そこでは温泉施設があったので、大浴場に行ってみることにした。

時間は真夜中3時、だれもいない温泉でわたしは写真を撮ろうと思いついた。
だれもいないことを願いつつ、温泉へと向かう。

予想どおり、だれもいない温泉で、脱衣所貸し切り状態となって浮かれながら写真を撮る。

そのとき、上方向から女性の声が聞こえた。
〈まぁ~だぁ~〉
―— だれっ?
周りを見渡すもだれもいない。
全身、身の毛がよだつ。

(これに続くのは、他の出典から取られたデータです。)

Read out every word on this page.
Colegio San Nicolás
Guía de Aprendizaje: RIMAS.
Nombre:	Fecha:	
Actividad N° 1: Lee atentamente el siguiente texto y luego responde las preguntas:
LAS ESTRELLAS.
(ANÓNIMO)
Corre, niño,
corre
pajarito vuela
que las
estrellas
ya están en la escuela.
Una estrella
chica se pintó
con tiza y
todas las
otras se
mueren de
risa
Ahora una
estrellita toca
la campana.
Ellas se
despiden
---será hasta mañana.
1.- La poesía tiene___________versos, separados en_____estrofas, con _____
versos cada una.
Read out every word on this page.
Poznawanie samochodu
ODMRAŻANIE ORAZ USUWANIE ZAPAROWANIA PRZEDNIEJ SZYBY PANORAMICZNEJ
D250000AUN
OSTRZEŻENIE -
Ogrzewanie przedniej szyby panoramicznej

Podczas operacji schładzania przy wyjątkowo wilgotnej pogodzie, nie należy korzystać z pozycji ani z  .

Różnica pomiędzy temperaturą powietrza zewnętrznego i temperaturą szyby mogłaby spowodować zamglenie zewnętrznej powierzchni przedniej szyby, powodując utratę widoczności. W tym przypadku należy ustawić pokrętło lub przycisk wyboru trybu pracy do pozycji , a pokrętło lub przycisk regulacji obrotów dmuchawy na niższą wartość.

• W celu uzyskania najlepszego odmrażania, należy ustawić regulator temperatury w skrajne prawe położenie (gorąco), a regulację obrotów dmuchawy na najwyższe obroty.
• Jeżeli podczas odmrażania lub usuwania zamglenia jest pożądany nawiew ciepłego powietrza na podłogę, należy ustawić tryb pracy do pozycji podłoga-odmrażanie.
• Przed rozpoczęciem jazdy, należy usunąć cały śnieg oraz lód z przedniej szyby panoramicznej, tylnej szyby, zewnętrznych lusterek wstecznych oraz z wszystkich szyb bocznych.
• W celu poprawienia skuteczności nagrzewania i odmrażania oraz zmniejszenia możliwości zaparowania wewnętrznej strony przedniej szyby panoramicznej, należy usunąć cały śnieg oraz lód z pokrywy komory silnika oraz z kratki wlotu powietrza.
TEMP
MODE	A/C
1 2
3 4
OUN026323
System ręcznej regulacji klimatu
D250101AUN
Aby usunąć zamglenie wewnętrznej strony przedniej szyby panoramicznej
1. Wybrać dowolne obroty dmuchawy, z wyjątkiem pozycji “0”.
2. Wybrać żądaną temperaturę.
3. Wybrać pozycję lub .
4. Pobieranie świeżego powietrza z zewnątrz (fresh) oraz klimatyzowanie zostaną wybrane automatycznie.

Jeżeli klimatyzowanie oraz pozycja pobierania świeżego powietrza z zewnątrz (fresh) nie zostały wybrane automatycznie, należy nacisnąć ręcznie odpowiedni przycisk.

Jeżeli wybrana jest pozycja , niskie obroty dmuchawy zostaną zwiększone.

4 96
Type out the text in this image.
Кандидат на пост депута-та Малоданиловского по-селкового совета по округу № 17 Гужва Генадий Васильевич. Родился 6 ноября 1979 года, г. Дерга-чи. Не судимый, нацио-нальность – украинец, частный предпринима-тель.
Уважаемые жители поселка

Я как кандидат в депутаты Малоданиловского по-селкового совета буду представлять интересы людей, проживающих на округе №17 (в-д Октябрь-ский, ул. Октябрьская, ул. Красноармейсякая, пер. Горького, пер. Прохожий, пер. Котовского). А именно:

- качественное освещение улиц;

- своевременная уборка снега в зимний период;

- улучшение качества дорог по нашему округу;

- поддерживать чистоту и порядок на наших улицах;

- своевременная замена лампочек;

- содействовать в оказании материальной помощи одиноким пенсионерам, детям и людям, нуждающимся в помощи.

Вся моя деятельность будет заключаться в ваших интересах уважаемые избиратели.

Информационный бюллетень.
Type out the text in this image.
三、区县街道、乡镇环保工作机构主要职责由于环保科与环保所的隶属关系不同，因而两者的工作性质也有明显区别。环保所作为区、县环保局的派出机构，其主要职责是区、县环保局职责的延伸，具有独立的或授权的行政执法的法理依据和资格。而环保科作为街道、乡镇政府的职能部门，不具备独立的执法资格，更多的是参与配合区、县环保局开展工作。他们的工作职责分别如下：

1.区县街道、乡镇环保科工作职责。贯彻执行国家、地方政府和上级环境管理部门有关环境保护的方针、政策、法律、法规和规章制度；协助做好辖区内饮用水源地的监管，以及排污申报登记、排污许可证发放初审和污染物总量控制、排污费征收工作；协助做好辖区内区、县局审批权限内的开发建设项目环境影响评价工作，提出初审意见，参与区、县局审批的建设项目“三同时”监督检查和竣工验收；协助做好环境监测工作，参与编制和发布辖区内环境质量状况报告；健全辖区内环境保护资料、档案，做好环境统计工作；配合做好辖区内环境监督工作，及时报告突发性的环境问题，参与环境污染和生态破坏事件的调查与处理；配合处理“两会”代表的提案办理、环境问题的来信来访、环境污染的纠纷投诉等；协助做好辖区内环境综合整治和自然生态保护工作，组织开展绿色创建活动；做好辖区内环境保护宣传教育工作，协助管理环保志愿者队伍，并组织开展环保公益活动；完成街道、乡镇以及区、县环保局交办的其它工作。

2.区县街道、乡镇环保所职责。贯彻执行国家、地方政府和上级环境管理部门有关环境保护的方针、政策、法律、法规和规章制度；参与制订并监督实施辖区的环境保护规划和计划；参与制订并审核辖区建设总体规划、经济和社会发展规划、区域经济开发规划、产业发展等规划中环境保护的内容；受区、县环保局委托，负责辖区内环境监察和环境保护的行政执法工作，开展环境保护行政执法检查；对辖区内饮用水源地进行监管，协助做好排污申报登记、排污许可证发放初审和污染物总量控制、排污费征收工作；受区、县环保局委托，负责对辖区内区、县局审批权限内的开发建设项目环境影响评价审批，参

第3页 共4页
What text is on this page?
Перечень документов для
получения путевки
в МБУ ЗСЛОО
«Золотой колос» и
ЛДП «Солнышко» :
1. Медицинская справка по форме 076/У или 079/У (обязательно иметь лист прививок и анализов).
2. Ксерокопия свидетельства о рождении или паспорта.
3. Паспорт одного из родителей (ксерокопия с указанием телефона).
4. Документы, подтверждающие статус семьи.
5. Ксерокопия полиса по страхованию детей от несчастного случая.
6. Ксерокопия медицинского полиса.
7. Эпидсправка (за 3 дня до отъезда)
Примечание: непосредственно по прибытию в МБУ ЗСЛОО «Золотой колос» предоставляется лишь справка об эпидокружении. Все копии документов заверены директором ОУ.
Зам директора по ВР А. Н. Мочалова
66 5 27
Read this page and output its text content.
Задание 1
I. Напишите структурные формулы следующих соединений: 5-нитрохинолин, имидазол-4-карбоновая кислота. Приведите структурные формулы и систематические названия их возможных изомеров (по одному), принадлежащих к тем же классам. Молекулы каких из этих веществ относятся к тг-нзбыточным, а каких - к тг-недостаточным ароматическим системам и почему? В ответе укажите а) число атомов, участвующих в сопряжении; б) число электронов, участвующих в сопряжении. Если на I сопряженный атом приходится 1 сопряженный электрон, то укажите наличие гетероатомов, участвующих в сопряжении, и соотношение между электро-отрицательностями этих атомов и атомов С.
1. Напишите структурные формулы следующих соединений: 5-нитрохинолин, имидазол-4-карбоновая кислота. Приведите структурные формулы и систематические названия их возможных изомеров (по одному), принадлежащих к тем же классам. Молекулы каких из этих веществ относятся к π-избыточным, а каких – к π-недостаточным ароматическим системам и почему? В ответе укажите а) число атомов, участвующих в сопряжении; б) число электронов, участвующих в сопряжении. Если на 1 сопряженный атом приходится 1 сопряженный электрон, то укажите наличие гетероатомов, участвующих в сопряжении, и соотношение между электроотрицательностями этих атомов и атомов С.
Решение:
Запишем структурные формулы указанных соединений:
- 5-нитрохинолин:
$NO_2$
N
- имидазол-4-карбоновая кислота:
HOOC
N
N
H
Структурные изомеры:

ぞぞぞ……。
あまりの怖さについつい大声で「まだっ!」と叫んでしまう。

返答が来たら怖いので急いで大浴場へ向かう。
—— おおお~~、こわっ。
気を取り直し、温泉に入りながら一人、写真撮影をする。
調子に乗って足でピースサインなどしたりして、ご機嫌でいたとき、後ろの方で気配を感じた。
—— だれかいる……。

だれもいないはずの洗い場に水がしたたる音が響く。
おそるおそる振り向くが、だれもいない。
怖いけど何か写るかと周りの写真を撮ってみる。
だれも見えないが気配は感じる……。
怖いのでまた幽霊に背を向け窓の方へと移動する。
温泉は暖かいはずなのに体は鳥肌でいっぱいだ!
—— さぶっ……。
あまりの寒さと恐怖に耐え切れず、急いで温泉を出る。

着替えを急いで済ませ、慌てて出た。

だれもいないはずの洗い場には「カッコ~ン……」と、桶と水のしたたる音が響いていた。

—— こえぇ~~!

やっぱ3時に温泉行くのはやばい。
まぁ~、ここだけじゃなく、どこでも幽霊の一人や二人はいるのだが、話してきたのは初めてだ!
しかも、返事までしてしまった。

部屋に戻って、撮った写真に何か写っていないかを確認すると、なぜか、2枚ほどしか残っておらず、ほとんど残っていなかった。